Ana then asked more about Teresa’s work, and she said one thing that makes it distinct is that it is centered on people of color. She was adopted by white American parents, but is of indigenous Colombian descent, and always felt like there was a gap in her own mental health because of it. She tries to bridge that gap for other people through her work.


That doesn’t mean excluding white people from the conferences and programs Teresa helps organize. She consciously tries to create a space where everyone is welcome while also centralizing the experiences of people of color, and not prioritizing the traditional, white perspectives that so dominate Western culture and exclude and marginalize people of color. Ana asked what that looks like in practice.


“The voices that speak, that are teaching, the voices that are going to be in conversation, are gonna be predominately people of color. And if there’s room, and time and space, for white people to engage, then there is, but if there isn’t, then there also is the tension, the discomfort of that is also a learning practice to change those dynamics internally in ways we don’t even realize,” Teresa said.


That is active, constant work, ensuring that the organization is as representative as possible and doesn’t devolve into the sort of progressive group that only looks diverse while still being led by a white man. In creating that space, it enables the group to break out of many of the Western structures that govern so much of how our society operates. One way that manifests is at conferences Teresa helps organize, where they are not strict about things being on time.


Although the types of recovery addressed are different, Ana and Teresa found similarities between trauma and addiction recovery. Chief among them is a choice to let go, and allow a God figure to ground oneself. Making that choice allows Teresa to treat different forms of spiritual trauma inflicted by things like sexual abuse as well as the trauma inflicted by homophobia or the denigration of women. It also allows people to deal with the myriad ways that an identity has been erased, particularly for people of color.


This led Ana to ask about a specific erasure: that of black evangelicals. Teresa talked about the irony of that, because Christianity was born among black and brown people, and the earliest Christian mystics were black and brown people who didn’t want to live among the Roman Empire. It’s important to Teresa to acknowledge those realities, and it is something she tries to do in her own work. She explained why she does, saying, “Because it’s become so white in our contemporary world, and that’s not actually the origin of where it came from. And I think a lot of that erasure of past and history and ancestry becomes a lot of the ways that it becomes easier and easier to invisibleize people in faith spaces.”


From there, the conversation turned to dealing with the difficulties posed by the modern world.
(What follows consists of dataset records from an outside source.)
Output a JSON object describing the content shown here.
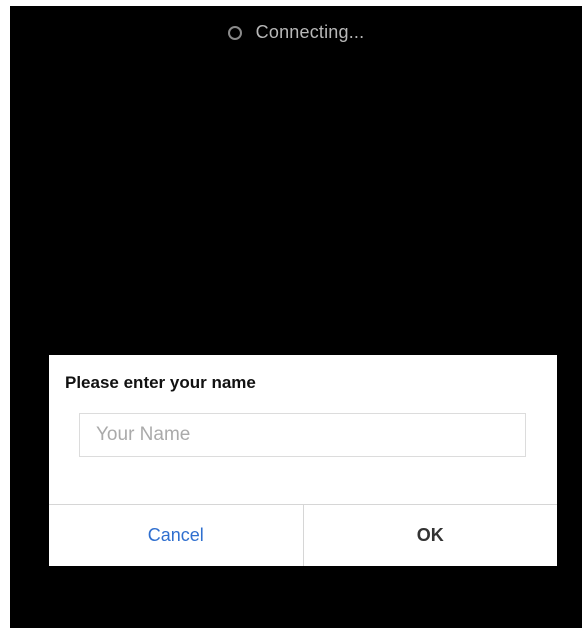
{
  "status": {
    "icon": "spinner-icon",
    "text": "Connecting..."
  },
  "dialog": {
    "title": "Please enter your name",
    "input": {
      "value": "",
      "placeholder": "Your Name"
    },
    "buttons": {
      "cancel_label": "Cancel",
      "ok_label": "OK"
    }
  },
  "colors": {
    "background": "#000000",
    "dialog_background": "#ffffff",
    "cancel_text": "#2f6fcf",
    "ok_text": "#333333"
  }
}
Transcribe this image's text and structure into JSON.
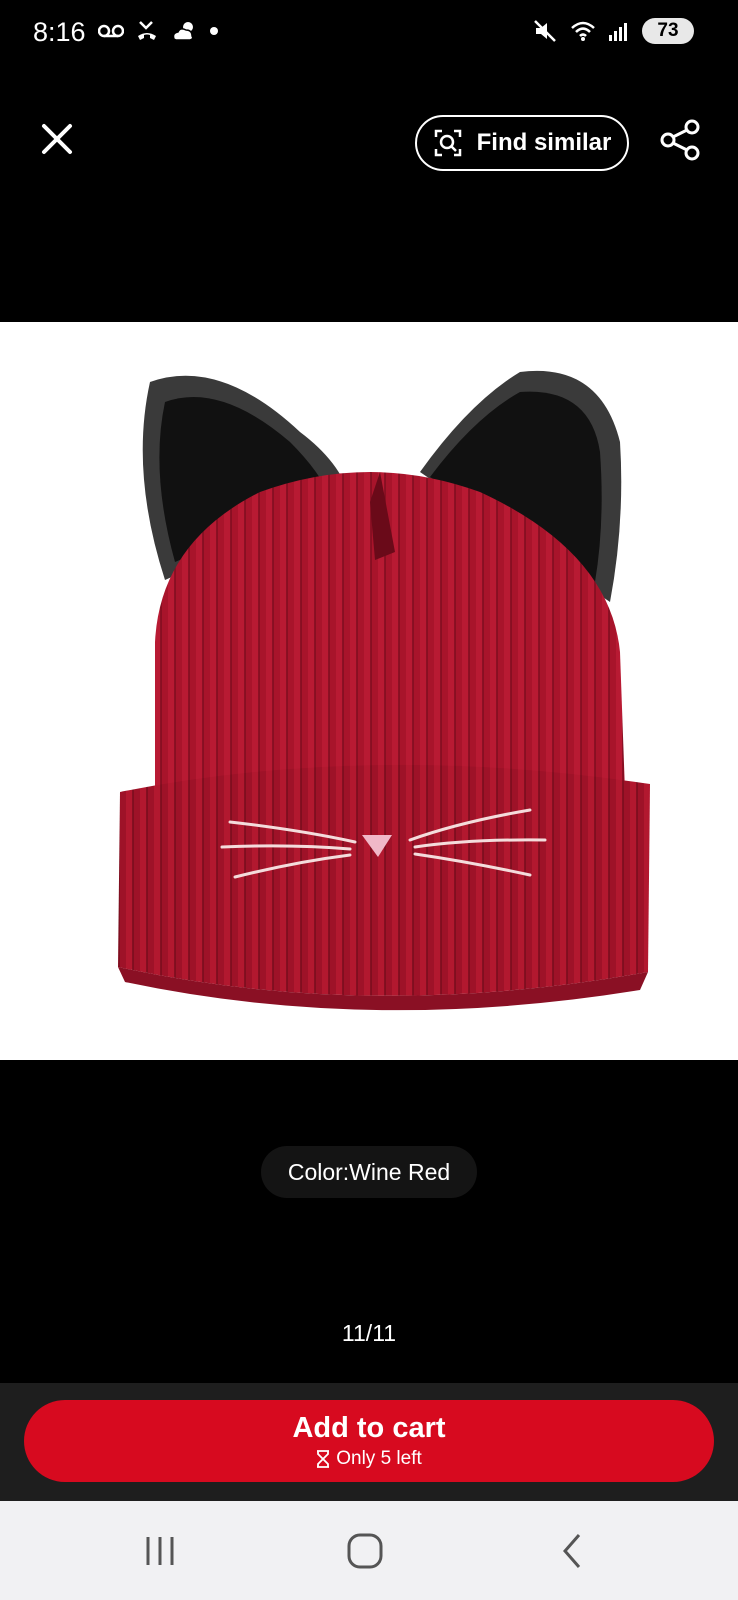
{
  "status_bar": {
    "time": "8:16",
    "battery": "73",
    "icons_left": [
      "voicemail-icon",
      "missed-call-icon",
      "weather-icon",
      "dot-icon"
    ],
    "icons_right": [
      "mute-icon",
      "wifi-icon",
      "signal-icon",
      "battery-icon"
    ]
  },
  "top_bar": {
    "close_icon": "close-icon",
    "find_similar_label": "Find similar",
    "find_similar_icon": "visual-search-icon",
    "share_icon": "share-icon"
  },
  "product": {
    "image_description": "wine red knit beanie with black cat ears",
    "color_label": "Color:Wine Red",
    "page_counter": "11/11"
  },
  "cart": {
    "button_label": "Add to cart",
    "stock_icon": "hourglass-icon",
    "stock_text": "Only 5 left",
    "accent_color": "#d70a1f"
  },
  "system_nav": {
    "buttons": [
      "recent-apps",
      "home",
      "back"
    ]
  }
}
One thing Teresa said the Mystic Soul Project works to do is providing a community for people, and activists specifically, so they can guard against getting burned out, and recharge to keep working. Ana then asked what a well-meaning white person can do in this moment.


Teresa encouraged well-meaning white people to get involved with communities and organizations doing good work that isn’t necessarily focused on white people and to show up intending to listen rather than speak, and not insert themselves into a space where they aren’t needed. She also called on white people to educate themselves about their whiteness and privilege, and share that knowledge with other white people.


Ana added on and called on well-meaning white people to self-police, and call others out when they see or hear something that reinforces our existing, white supremacist power structures. Their conversation ended with Ana asking if this moment we live in is actually that much worse than what came before, and whether we’ll be able to heal moving forward. Theresa closed things out on a positive note and exhorted her belief in neuroplasticity and its healing potential for all of us.


“What that means is the brain can change. And so I believe in the scientific principle that everything that changes can change again, and that’s been the principle on which I’ve worked with trauma clients over the last decade, in terms of their own healing. Even when it feels impossible, technically we are able to change,” she said.